Abstract: In the real world, data scientists and machine learning engineers don’t operate in a vacuum of data munging and model construction. There are many other significant challenges that they face, for example:
- Determining Whether to Use Machine Learning - Machine learning systems cost an enormous amount of effort to construct and maintain, but they are not necessary to achieve “good enough” performance on many tasks, especially ones where large performance improvements will not significantly impact business metrics.
- Curating Labelled data - For situations where high quality labeled data is hard to come by (such as predicting the next financial crash), practitioners of machine learning need to be creative in finding the right data to fit and evaluate their models.
- Determining Metrics - Data scientists and machine learning engineers frequently employ metrics that can directly measure model performance, such as ROC AUC, mean square error, r^2, etc. However, there is often a disconnect between these metrics and business metrics, such as click through rate, monthly active users or revenue.
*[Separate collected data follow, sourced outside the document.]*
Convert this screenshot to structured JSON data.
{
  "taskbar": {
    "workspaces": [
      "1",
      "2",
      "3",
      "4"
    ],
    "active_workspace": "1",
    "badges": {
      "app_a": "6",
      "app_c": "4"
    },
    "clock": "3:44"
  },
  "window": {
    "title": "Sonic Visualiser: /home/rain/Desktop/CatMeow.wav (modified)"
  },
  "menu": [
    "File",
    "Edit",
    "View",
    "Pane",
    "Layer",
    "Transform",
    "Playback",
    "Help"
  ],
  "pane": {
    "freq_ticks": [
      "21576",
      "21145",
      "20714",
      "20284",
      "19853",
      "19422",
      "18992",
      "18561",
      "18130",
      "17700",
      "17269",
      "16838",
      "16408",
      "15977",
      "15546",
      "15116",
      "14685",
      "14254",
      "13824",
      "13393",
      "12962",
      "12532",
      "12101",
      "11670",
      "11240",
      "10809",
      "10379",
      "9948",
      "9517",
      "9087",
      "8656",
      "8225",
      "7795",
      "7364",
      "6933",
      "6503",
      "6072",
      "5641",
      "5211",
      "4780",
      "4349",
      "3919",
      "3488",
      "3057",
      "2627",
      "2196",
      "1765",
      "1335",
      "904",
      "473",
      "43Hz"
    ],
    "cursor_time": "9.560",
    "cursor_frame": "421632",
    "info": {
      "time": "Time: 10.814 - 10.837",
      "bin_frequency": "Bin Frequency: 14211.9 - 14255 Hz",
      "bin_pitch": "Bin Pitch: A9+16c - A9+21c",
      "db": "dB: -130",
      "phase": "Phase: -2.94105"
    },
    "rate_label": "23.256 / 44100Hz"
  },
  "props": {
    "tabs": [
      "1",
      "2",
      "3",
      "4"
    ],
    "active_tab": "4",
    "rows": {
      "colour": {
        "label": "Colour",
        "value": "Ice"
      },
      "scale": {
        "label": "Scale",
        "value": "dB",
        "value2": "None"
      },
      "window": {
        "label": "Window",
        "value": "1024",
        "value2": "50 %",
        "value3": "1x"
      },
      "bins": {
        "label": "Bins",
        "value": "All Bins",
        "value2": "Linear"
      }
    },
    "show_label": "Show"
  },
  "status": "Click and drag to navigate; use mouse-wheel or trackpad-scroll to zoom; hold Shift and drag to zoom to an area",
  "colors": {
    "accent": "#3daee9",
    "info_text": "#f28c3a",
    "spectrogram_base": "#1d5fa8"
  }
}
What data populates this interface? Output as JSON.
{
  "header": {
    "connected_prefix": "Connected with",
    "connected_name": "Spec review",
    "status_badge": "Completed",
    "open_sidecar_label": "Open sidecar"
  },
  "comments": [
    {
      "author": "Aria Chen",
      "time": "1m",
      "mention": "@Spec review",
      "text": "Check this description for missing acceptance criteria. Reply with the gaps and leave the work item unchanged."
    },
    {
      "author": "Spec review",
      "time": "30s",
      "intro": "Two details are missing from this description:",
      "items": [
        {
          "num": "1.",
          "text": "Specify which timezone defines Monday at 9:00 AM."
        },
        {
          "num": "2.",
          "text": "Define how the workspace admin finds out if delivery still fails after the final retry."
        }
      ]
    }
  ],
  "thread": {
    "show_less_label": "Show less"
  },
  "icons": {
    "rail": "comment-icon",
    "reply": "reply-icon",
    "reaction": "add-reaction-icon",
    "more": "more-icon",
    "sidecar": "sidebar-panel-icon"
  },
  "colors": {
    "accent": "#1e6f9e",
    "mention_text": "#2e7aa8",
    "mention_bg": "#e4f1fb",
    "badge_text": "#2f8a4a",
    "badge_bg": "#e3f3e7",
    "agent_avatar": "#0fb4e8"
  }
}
- Maintaining Pipelines - The world changes over time, and data changes with it. World events, data collection improvements, user demographic draft and other changes in the distribution of model input data can significantly degrade the performance of machine learning models.
In this workshop, participants will learn how to frame business problems as machine learning problems by working through a set of case studies. For each case, participants will design strategies for collecting data, extracting features, constructing training pipelines, measuring performance, and detecting bugs. Participants will learn about common pitfalls such as a lack of labelled data/label uncertainty, prediction-intention mismatch, abstraction degradation and covariate shift.
Bio: Dan works at Twitter Cortex, where he develops tools and algorithms to make it easier for teams at Twitter to utilize Machine Learning. Previously, Dan was a Senior Data Scientist at TrueMotion, where he built machine learning algorithms that use smartphone sensors to understand and score driving behaviors. In addition, Dan regularly presents and publishes at industry and academic Machine Learning and Data Science conferences.